# Katekyō Hitman Reborn a good anime?



## Ringo619 (Aug 2, 2010)

I was thinking of watching Reborn but i  wanna know a few questions 
1: What is it about? ( no spoilers plz)
2:Is the anime still going? 
3: Is it any good?
4: what kinda genre is it??


Thanks  in advance


----------



## CookiesMilk (Aug 2, 2010)

Well I got watch it! Its very very nice! Greatly recommended, itz basically about mafia conflicts and itz still on-going too! The latest episode is 195


----------



## prowler (Aug 2, 2010)

195 episodes so far.

Enjoy catching up （　´∀｀）


----------



## Pong20302000 (Aug 2, 2010)

Ringo619 said:
			
		

> I was thinking of watching Reborn but i  wanna know a few questions
> 1: What is it about? ( no spoilers plz)
> 2:Is the anime still going?
> 3: Is it any good?
> ...



i thought exactly the same but didnt ask questions and just started watching it

1: training the next heir to the mafia family
2: yea loads to watch
3: little strange to start but gets really good
4: its a fighting with a lotta twists and weird thngs


----------



## Ringo619 (Aug 2, 2010)

Pong20302000 said:
			
		

> Ringo619 said:
> 
> 
> 
> ...




thanks alot  i am gonna watch it today  whenever i can find a site to watch it lol


----------



## iPikachu (Aug 2, 2010)

eh the manga's better, but the anime has some filler which is canon. lol
1: the mafia
2: for ever and ever?
3: dont watch episode 5. unless you want some lulz
4: action, family(literally)


----------



## riverchen (Aug 2, 2010)

Its really good, but watch the anime, you get the extras.


----------



## KingVamp (Aug 2, 2010)

I guess I start watching it too.


----------



## DarkStriker (Aug 2, 2010)

Manga>Anime, Anime adds unnescary fillers that is boring fights, i rather have them do something with comedy or that.(I know there is some fillers that is comedy and that but not alot.) Fights usally are stand-still... Is like Bleach... You watch them stand there in 3 min, do a move, another 3 min, another move and so on.

As for the Story its splitted in some arcs
Daily Life Arc - Introduction into the Mafia world
Manga Chapters 1-61
Anime Episodes 	1-19, 27-33, 66-73 

Kokuyo Arc - Start of more action
Manga Chapters  62-81
Anime Episodes 	20-26 

Varia Arc - Even more action in higher grade
Manga Chapters 82-135
Anime Episodes 	34-65 

Future Arc - The peak of the story begins
Manga Chapters 136-282
Anime Episodes 	74-141 

Arcobaleno Trials Arc - Anime only(fillers)

Choice Arc - The peak of the story is just getting better.
Manga Chapters 240-257
Anime Episodes 154-177 

Inheritance Succession Arc - Anime only(fillers)

Future Final Battle Arc - The very peak of the peak of all posibilites!
Manga Chapters  258-282
Anime Episodes 	190-Ongoing 

Inheritance Ceremony Arc - They bursted the peak and starts the new real deal!

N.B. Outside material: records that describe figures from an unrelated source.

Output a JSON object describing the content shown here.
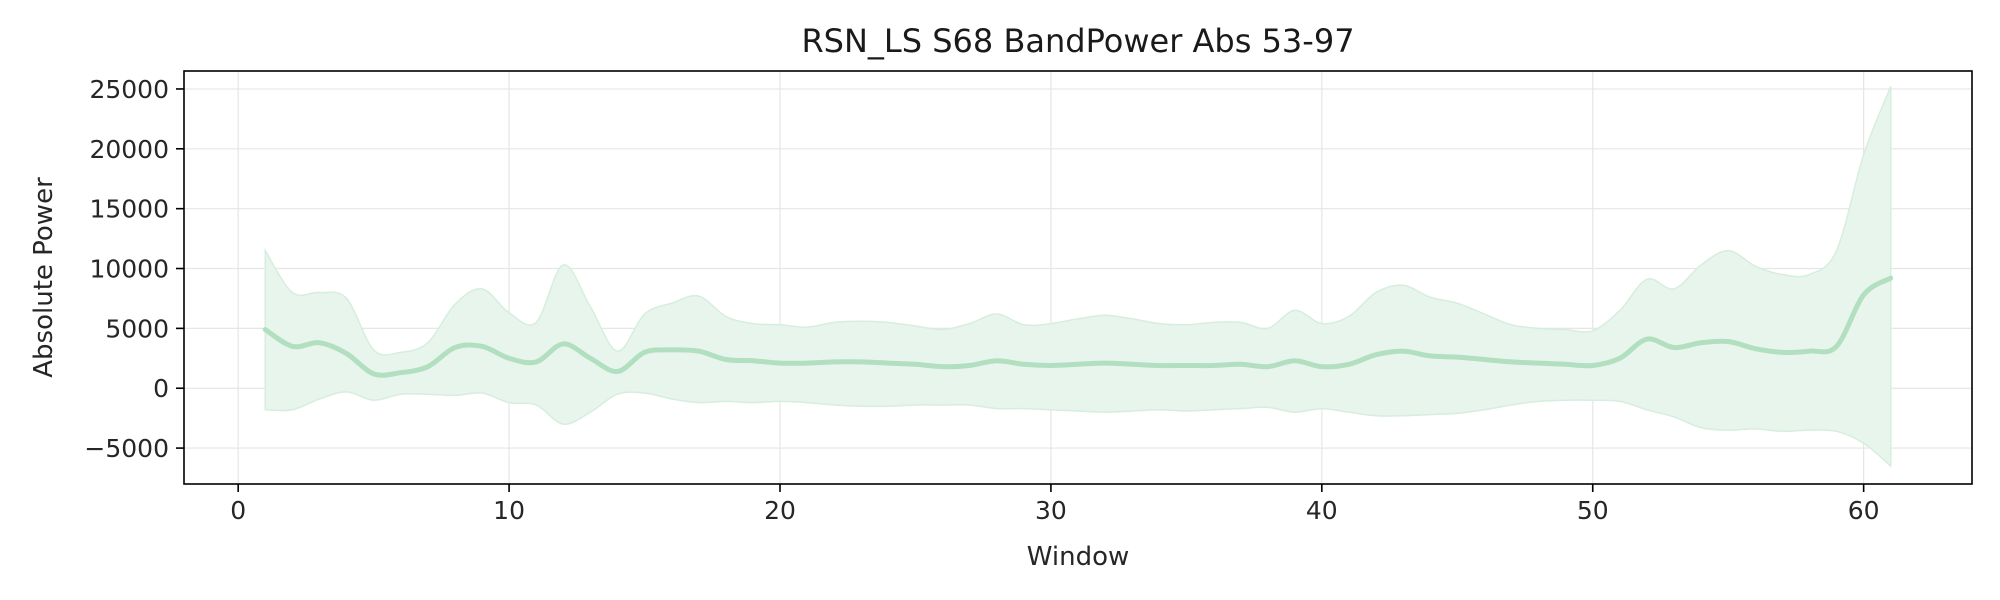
{
  "chart_data": {
    "type": "line",
    "title": "RSN_LS S68 BandPower Abs 53-97",
    "xlabel": "Window",
    "ylabel": "Absolute Power",
    "xlim": [
      -2,
      64
    ],
    "ylim": [
      -8000,
      26500
    ],
    "x_ticks": [
      0,
      10,
      20,
      30,
      40,
      50,
      60
    ],
    "x_tick_labels": [
      "0",
      "10",
      "20",
      "30",
      "40",
      "50",
      "60"
    ],
    "y_ticks": [
      -5000,
      0,
      5000,
      10000,
      15000,
      20000,
      25000
    ],
    "y_tick_labels": [
      "−5000",
      "0",
      "5000",
      "10000",
      "15000",
      "20000",
      "25000"
    ],
    "grid": true,
    "legend": "none",
    "colors": {
      "line": "#b2dfc0",
      "band_fill": "#e8f5ec",
      "band_edge": "#d6eedd",
      "grid": "#e6e6e6",
      "axis": "#000000"
    },
    "series": [
      {
        "type": "line",
        "x": [
          1,
          2,
          3,
          4,
          5,
          6,
          7,
          8,
          9,
          10,
          11,
          12,
          13,
          14,
          15,
          16,
          17,
          18,
          19,
          20,
          21,
          22,
          23,
          24,
          25,
          26,
          27,
          28,
          29,
          30,
          31,
          32,
          33,
          34,
          35,
          36,
          37,
          38,
          39,
          40,
          41,
          42,
          43,
          44,
          45,
          46,
          47,
          48,
          49,
          50,
          51,
          52,
          53,
          54,
          55,
          56,
          57,
          58,
          59,
          60,
          61
        ],
        "y": [
          4900,
          3500,
          3800,
          2900,
          1200,
          1300,
          1800,
          3400,
          3500,
          2500,
          2200,
          3700,
          2500,
          1400,
          3000,
          3200,
          3100,
          2400,
          2300,
          2100,
          2100,
          2200,
          2200,
          2100,
          2000,
          1800,
          1900,
          2300,
          2000,
          1900,
          2000,
          2100,
          2000,
          1900,
          1900,
          1900,
          2000,
          1800,
          2300,
          1800,
          2000,
          2800,
          3100,
          2700,
          2600,
          2400,
          2200,
          2100,
          2000,
          1900,
          2500,
          4100,
          3400,
          3800,
          3900,
          3300,
          3000,
          3100,
          3500,
          7800,
          9200
        ]
      },
      {
        "type": "band",
        "x": [
          1,
          2,
          3,
          4,
          5,
          6,
          7,
          8,
          9,
          10,
          11,
          12,
          13,
          14,
          15,
          16,
          17,
          18,
          19,
          20,
          21,
          22,
          23,
          24,
          25,
          26,
          27,
          28,
          29,
          30,
          31,
          32,
          33,
          34,
          35,
          36,
          37,
          38,
          39,
          40,
          41,
          42,
          43,
          44,
          45,
          46,
          47,
          48,
          49,
          50,
          51,
          52,
          53,
          54,
          55,
          56,
          57,
          58,
          59,
          60,
          61
        ],
        "upper": [
          11500,
          8000,
          8000,
          7500,
          3200,
          3000,
          3800,
          7000,
          8300,
          6300,
          5500,
          10300,
          6800,
          3100,
          6200,
          7100,
          7700,
          6000,
          5400,
          5300,
          5100,
          5500,
          5600,
          5500,
          5200,
          4900,
          5400,
          6200,
          5300,
          5400,
          5800,
          6100,
          5800,
          5400,
          5300,
          5500,
          5500,
          5000,
          6500,
          5400,
          6000,
          8000,
          8600,
          7600,
          7100,
          6200,
          5300,
          5000,
          4900,
          4800,
          6500,
          9100,
          8300,
          10300,
          11500,
          10200,
          9500,
          9500,
          11500,
          19500,
          25200
        ],
        "lower": [
          -1800,
          -1800,
          -900,
          -300,
          -1000,
          -500,
          -500,
          -600,
          -400,
          -1200,
          -1400,
          -3000,
          -2000,
          -500,
          -400,
          -900,
          -1200,
          -1100,
          -1200,
          -1100,
          -1200,
          -1400,
          -1500,
          -1500,
          -1400,
          -1400,
          -1400,
          -1700,
          -1700,
          -1800,
          -1900,
          -2000,
          -1900,
          -1800,
          -1900,
          -1800,
          -1700,
          -1600,
          -2000,
          -1700,
          -2000,
          -2300,
          -2300,
          -2200,
          -2100,
          -1800,
          -1400,
          -1100,
          -1000,
          -1000,
          -1100,
          -1800,
          -2400,
          -3300,
          -3500,
          -3400,
          -3600,
          -3500,
          -3600,
          -4600,
          -6500
        ]
      }
    ]
  }
}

You thought it was the end but it was NOT! and it just STARTED!
Manga Chapters  283-Ongoing

The most epic ones are obviously the one that is not Anime only


----------



## iPikachu (Aug 3, 2010)

^i liked the inheritance succession arc. you do know the fillers are canon, right? so its a form of development for the characters in a way...

but eh current arc's gonna be epic when they animate it. \o/


----------



## KingVamp (Aug 4, 2010)

From just from the first 2 episodes I know I'm going to like this show 
	

	
	
		
		

		
		
	


	




!!! 

Show we make this a chat thread about it like that Naruto one?


----------



## Escape (Aug 4, 2010)

Well, I saw the first 2 episodes, and didn't really enjoy it. 
Any idea if it gets better later on?


----------



## Ringo619 (Aug 4, 2010)

so far up the 12th episode and  its kinda boring >.


----------



## KingVamp (Aug 4, 2010)

In a you tube comment it said it will get better after 20 episodes ...


----------



## Ringo619 (Aug 4, 2010)

KingVamp said:
			
		

> In a you tube comment it said it will get better after 20 episodes ...

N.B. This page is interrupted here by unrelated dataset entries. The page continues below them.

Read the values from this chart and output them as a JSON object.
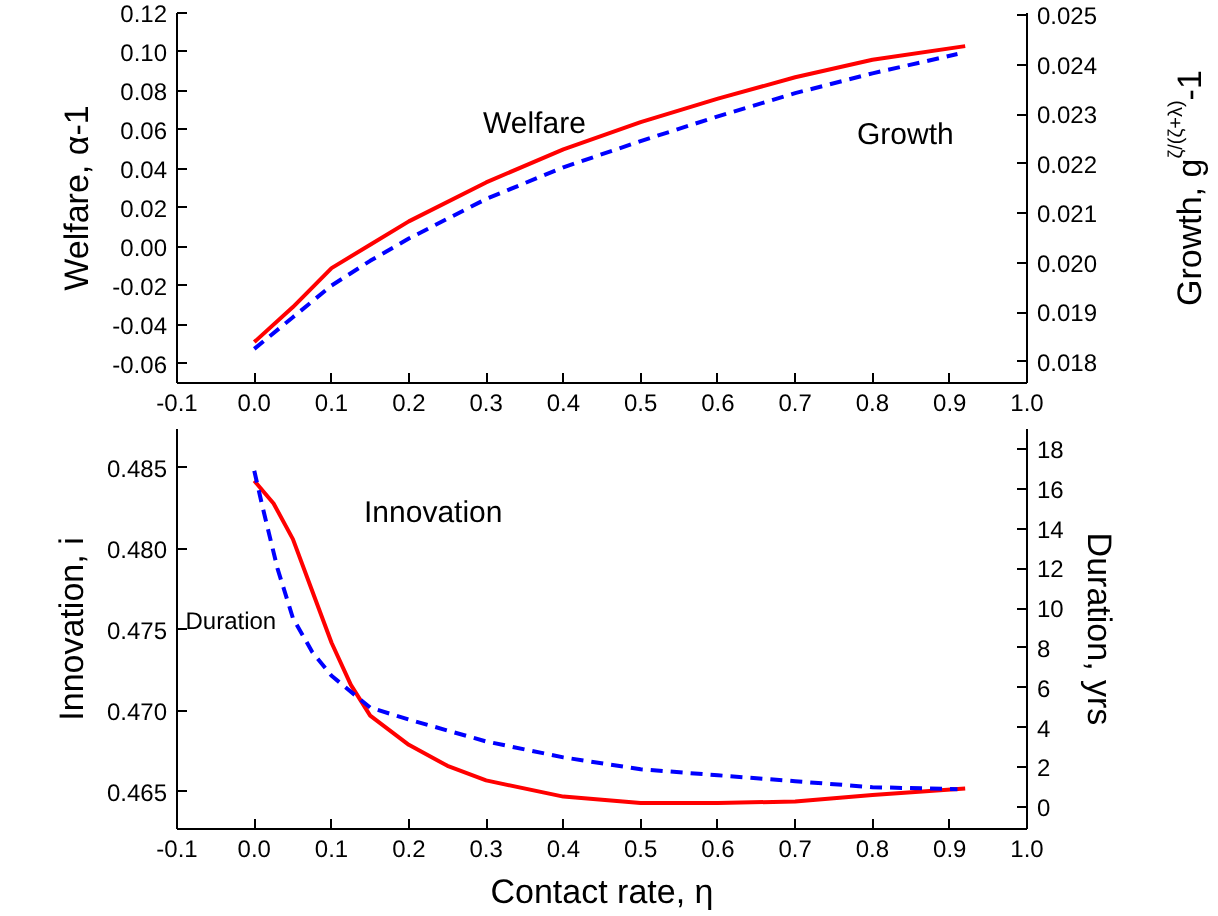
{
  "chart_data": [
    {
      "type": "line",
      "ylabel": "Welfare, α-1",
      "y2label": "Growth, g$^{ζ/(ζ+λ)}$-1",
      "xlim": [
        -0.1,
        1.0
      ],
      "xticks": [
        {
          "value": -0.1,
          "label": "-0.1"
        },
        {
          "value": 0.0,
          "label": "0.0"
        },
        0.1,
        0.2,
        0.3,
        0.4,
        0.5,
        0.6,
        0.7,
        0.8,
        0.9,
        {
          "value": 1.0,
          "label": "1.0"
        }
      ],
      "ylim": [
        -0.07,
        0.12
      ],
      "yticks": [
        {
          "value": -0.06,
          "label": "-0.06"
        },
        {
          "value": -0.04,
          "label": "-0.04"
        },
        {
          "value": -0.02,
          "label": "-0.02"
        },
        {
          "value": 0.0,
          "label": "0.00"
        },
        0.02,
        0.04,
        0.06,
        0.08,
        {
          "value": 0.1,
          "label": "0.10"
        },
        0.12
      ],
      "y2lim": [
        0.01757,
        0.02505
      ],
      "y2ticks": [
        0.018,
        0.019,
        {
          "value": 0.02,
          "label": "0.020"
        },
        0.021,
        0.022,
        0.023,
        0.024,
        0.025
      ],
      "grid": false,
      "series": [
        {
          "color": "#ff0000",
          "line_style": "solid",
          "x": [
            0,
            0.05,
            0.1,
            0.15,
            0.2,
            0.3,
            0.4,
            0.5,
            0.6,
            0.7,
            0.8,
            0.92
          ],
          "values": [
            -0.049,
            -0.031,
            -0.011,
            0.001,
            0.013,
            0.033,
            0.05,
            0.064,
            0.076,
            0.087,
            0.096,
            0.103
          ]
        },
        {
          "color": "#0000ff",
          "line_style": "dashed",
          "axis": "y2",
          "x": [
            0,
            0.05,
            0.1,
            0.15,
            0.2,
            0.3,
            0.4,
            0.5,
            0.6,
            0.7,
            0.8,
            0.91
          ],
          "values": [
            0.01826,
            0.0189,
            0.01954,
            0.02004,
            0.02049,
            0.02129,
            0.02193,
            0.02246,
            0.02296,
            0.02343,
            0.02383,
            0.02422
          ]
        }
      ],
      "annotations": [
        "Welfare",
        "Growth"
      ]
    },
    {
      "type": "line",
      "xlabel": "Contact rate, η",
      "ylabel": "Innovation, i",
      "y2label": "Duration, yrs",
      "xlim": [
        -0.1,
        1.0
      ],
      "xticks": [
        {
          "value": -0.1,
          "label": "-0.1"
        },
        {
          "value": 0.0,
          "label": "0.0"
        },
        0.1,
        0.2,
        0.3,
        0.4,
        0.5,
        0.6,
        0.7,
        0.8,
        0.9,
        {
          "value": 1.0,
          "label": "1.0"
        }
      ],
      "ylim": [
        0.4627,
        0.4874
      ],
      "yticks": [
        0.465,
        {
          "value": 0.47,
          "label": "0.470"
        },
        0.475,
        {
          "value": 0.48,
          "label": "0.480"
        },
        0.485
      ],
      "y2lim": [
        -1.1,
        19.0
      ],
      "y2ticks": [
        0,
        2,
        4,
        6,
        8,
        10,
        12,
        14,
        16,
        18
      ],
      "grid": false,
      "series": [
        {
          "color": "#ff0000",
          "line_style": "solid",
          "x": [
            0,
            0.025,
            0.05,
            0.075,
            0.1,
            0.125,
            0.15,
            0.2,
            0.25,
            0.3,
            0.4,
            0.5,
            0.6,
            0.7,
            0.8,
            0.92
          ],
          "values": [
            0.4842,
            0.4828,
            0.4806,
            0.4774,
            0.4742,
            0.4716,
            0.4697,
            0.4679,
            0.4666,
            0.4657,
            0.4647,
            0.4643,
            0.4643,
            0.4644,
            0.4648,
            0.4652
          ]
        },
        {
          "color": "#0000ff",
          "line_style": "dashed",
          "axis": "y2",
          "x": [
            0,
            0.01,
            0.03,
            0.05,
            0.075,
            0.1,
            0.15,
            0.2,
            0.3,
            0.4,
            0.5,
            0.6,
            0.7,
            0.8,
            0.91
          ],
          "values": [
            16.9,
            15.2,
            12.0,
            9.5,
            7.8,
            6.6,
            5.0,
            4.4,
            3.3,
            2.5,
            1.9,
            1.6,
            1.3,
            1.0,
            0.9
          ]
        }
      ],
      "annotations": [
        "Innovation",
        "Duration"
      ]
    }
  ]
}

hope so far   nothing special like other animes i have seen bleach, naruto , one piece and so on


----------



## DarkStriker (Aug 4, 2010)

IF you are not really into comedy at all skip the whole Daily life Arc, but if you do u miss out the storyline development. Start directly at kokuyo arc for some real action. The end is epic there. I recommed reading on manga after the Varia arc.


----------



## Ringo619 (Aug 6, 2010)

KingVamp said:
			
		

> In a you tube comment it said it will get better after 20 episodes ...

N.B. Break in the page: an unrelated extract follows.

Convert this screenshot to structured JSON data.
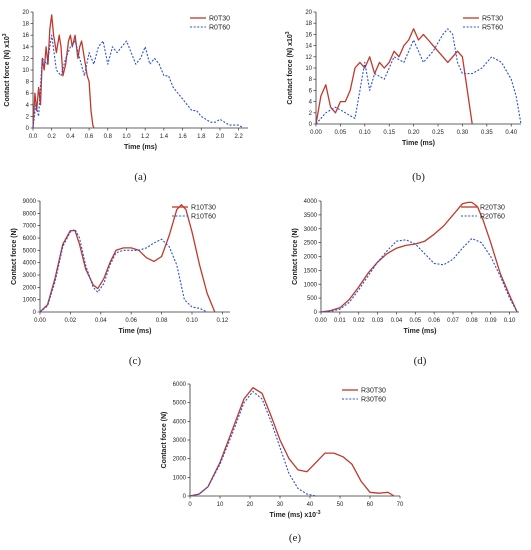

^^ you were right it got  a lot more in better and interesting


----------



## Splych (Aug 6, 2010)

1. It's about a highschool kid named Tsuna who is being trained to become the 10th generation boss of a mafia called Vongola .
2. Anime is still ongoing. I don't really watch the anime, but the manga has a weekly release and currently has 301 chapters at the moment .
3. I'd say it's better than good . But that's my opinion . they took in a little comedy and pulled in some action and new types of weapons [well not necessarily, it's like what they did to the weapons]
4. Comedy/Action

just a little note, it looks like you started watching the anime, the first set of episodes are a waste of time xD. 
they give you a little background info about his life but eventually, you'll catch on the wear the action is and that's when you should start watching and paying more attention


----------



## Ringo619 (Aug 6, 2010)

Splych said:
			
		

> 1. It's about a highschool kid named Tsuna who is being trained to become the 10th generation boss of a mafia called Vongola .
> 2. Anime is still ongoing. I don't really watch the anime, but the manga has a weekly release and currently has 301 chapters at the moment .
> 3. I'd say it's better than good . But that's my opinion . they took in a little comedy and pulled in some action and new types of weapons [well not necessarily, it's like what they did to the weapons]
> 4. Comedy/Action
> ...



You are  so right  the 1st few episodes were boring >.


----------



## KingVamp (Aug 16, 2010)

Ringo619 said:
			
		

> KingVamp said:
> 
> 
> 
> ...


ikr Was like I wasn't watching the same show,well almost.


----------